Since the value of the division of labor is in the ability to exchange the product of one's work for the product of others, this value is limited by the extent of the market - which is to say, the degree to which goods are available to be exchanged for one's own product. As such, the benefits of industry, with workshops producing very specific goods in great quantity (such as needles or barrels), are available only to markets that are sufficiently large that there is significant demand for these goods, such that sufficient quantity can be traded.

In rural areas where families are scattered, each household must produce for its own needs. Members of the household must be farmers, bakers, butchers, clothiers, doctors, carpenters, and have some degree of proficiency at a myriad of tasks - which are generally done quite poorly.

In a small town, it may be feasible for a few to specialize: for there to be one miller, one blacksmith, and one carpenter who performs a specific service for the others in exchange for the various wares they produce in their households. But even at this level, specialization is minimal: the carpenter does all tasks involving fabrication with wood - he is a joiner, a cabinet-maker, a wheelwright, a wagon-maker, etc. - as there is not sufficient need for a specific kind of good for him to specialize. Only as towns grow larger can there be sufficient demand for specific goods for these tasks to be handled by specialists.

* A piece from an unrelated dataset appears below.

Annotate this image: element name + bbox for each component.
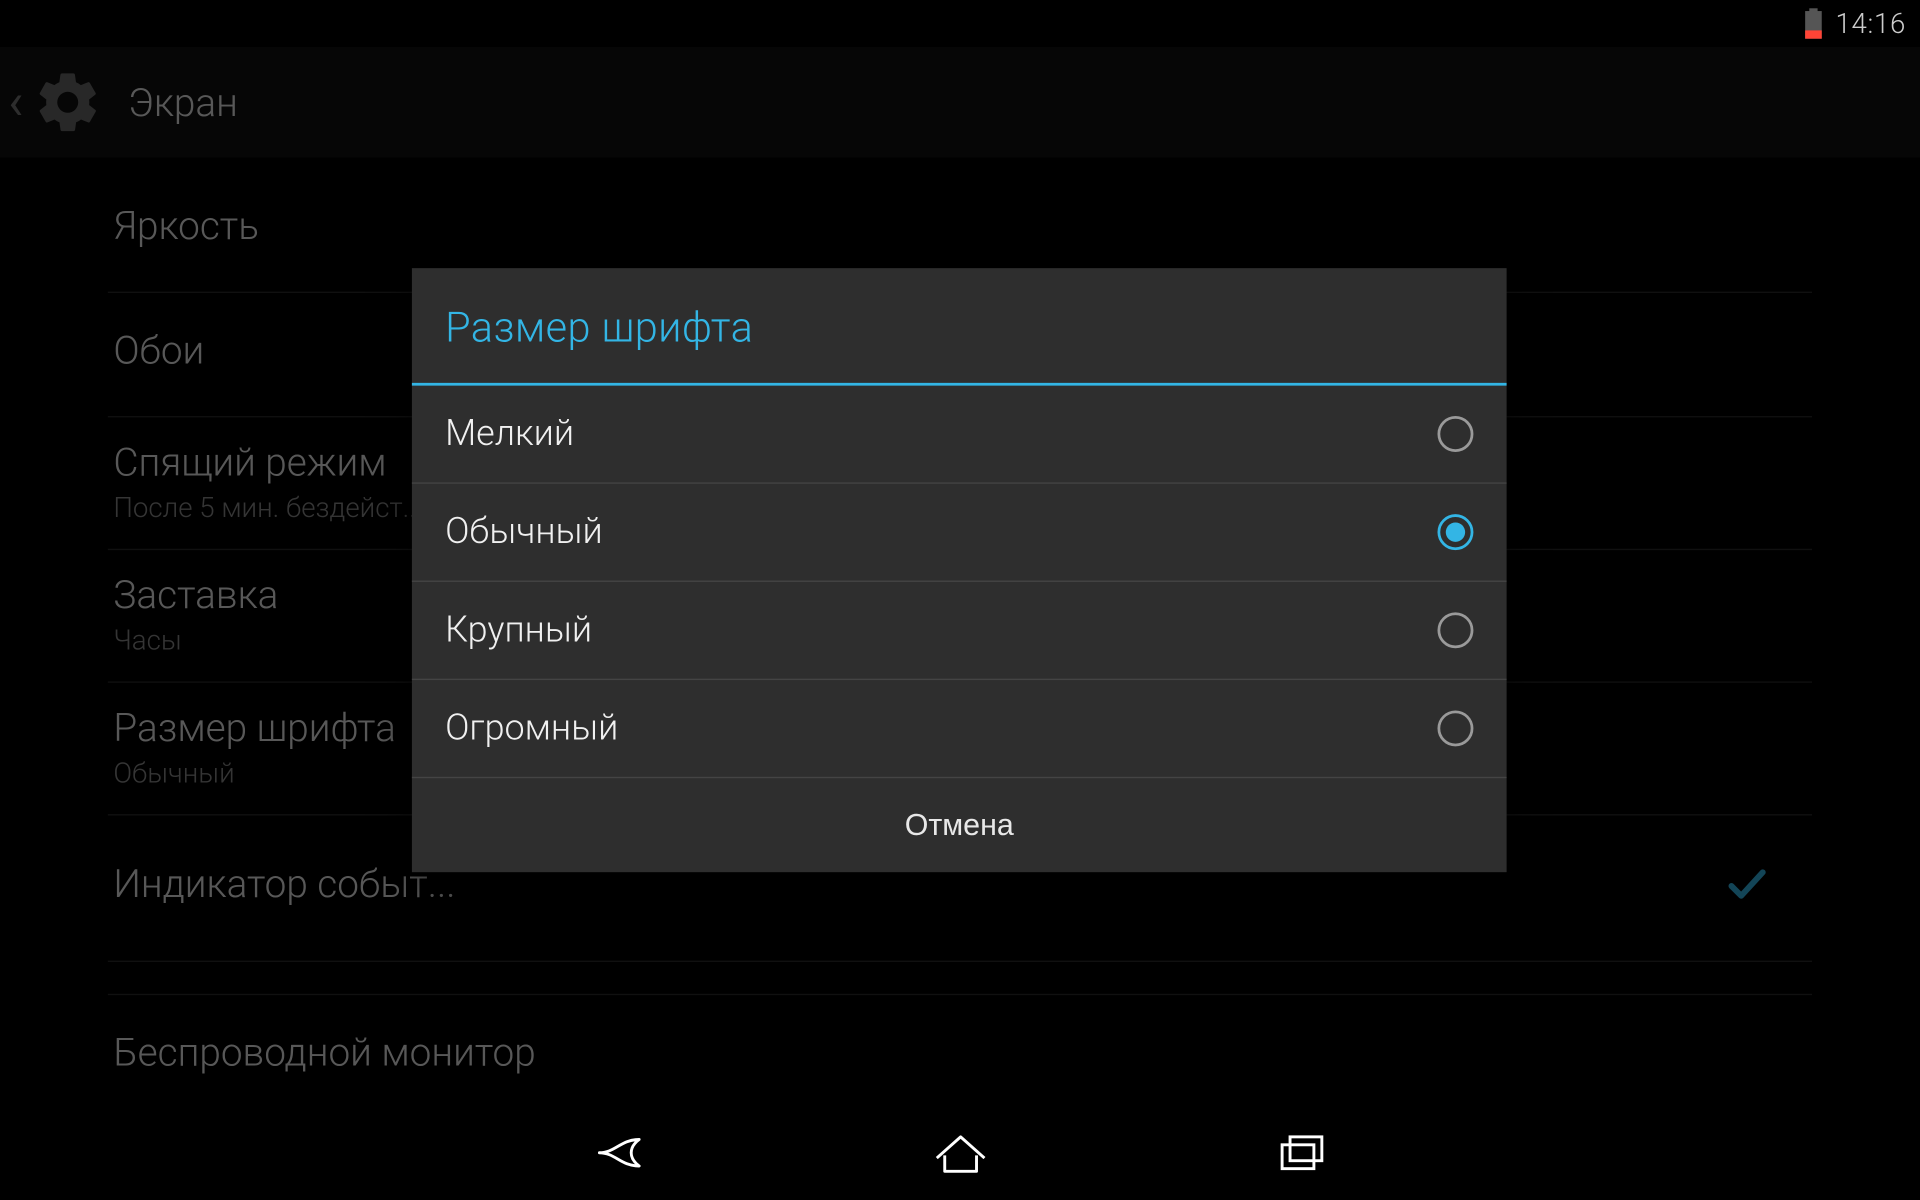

Further specialization can occur given the use of roads and waterways to transport goods to nearby towns. A dairy in one town can specialize in the production of cheese in excess of the town in which it is located, by carrying its goods to trade in nearby towns. Likewise, a tinker who would not be fully employed in one town can travel among several to satisfy their aggregate demand for his trade.

Improvements in logistics result in a greater capacity for carrying cargo - better roads and larger wagons, broader ships and better waterways, enable the motion of hundreds of tons of goods from one town to the next, and ships traverse the seas - such that one manufacturing operation in a small town can supply a good as specialized as shirt-buttons to all of England, and all of Europe, and as far as India and China.

In Smiths time, the primary channel of commerce were oceans and large rivers, and economic development was thus most evident in towns proximate to waterways. As such, the "inland parts" of nations remained largely devoid of economic development. For much the same reason, the areas of the world that first became "civilized" were on the coasts of the Mediterranean sea: Greece, Rome, Carthage, Troy, Egypt, and Phoenicia. Even in Smith's day, the great cities where industry flourishes are all either coastal or have significant waterways connecting them to the open sea. In contrast, locations that do not have access to the seas are lagging in prosperity, and entirely land-locked nations remain in a "barbarous and primitive" state.

(EN: Much detail on the development of specific nations is given, but it is a historical account up Smith's time in the late eighteenth century, well before railroads and highways brought economic development to the interior areas. As such, it's interesting historically, but not germane to the present world.)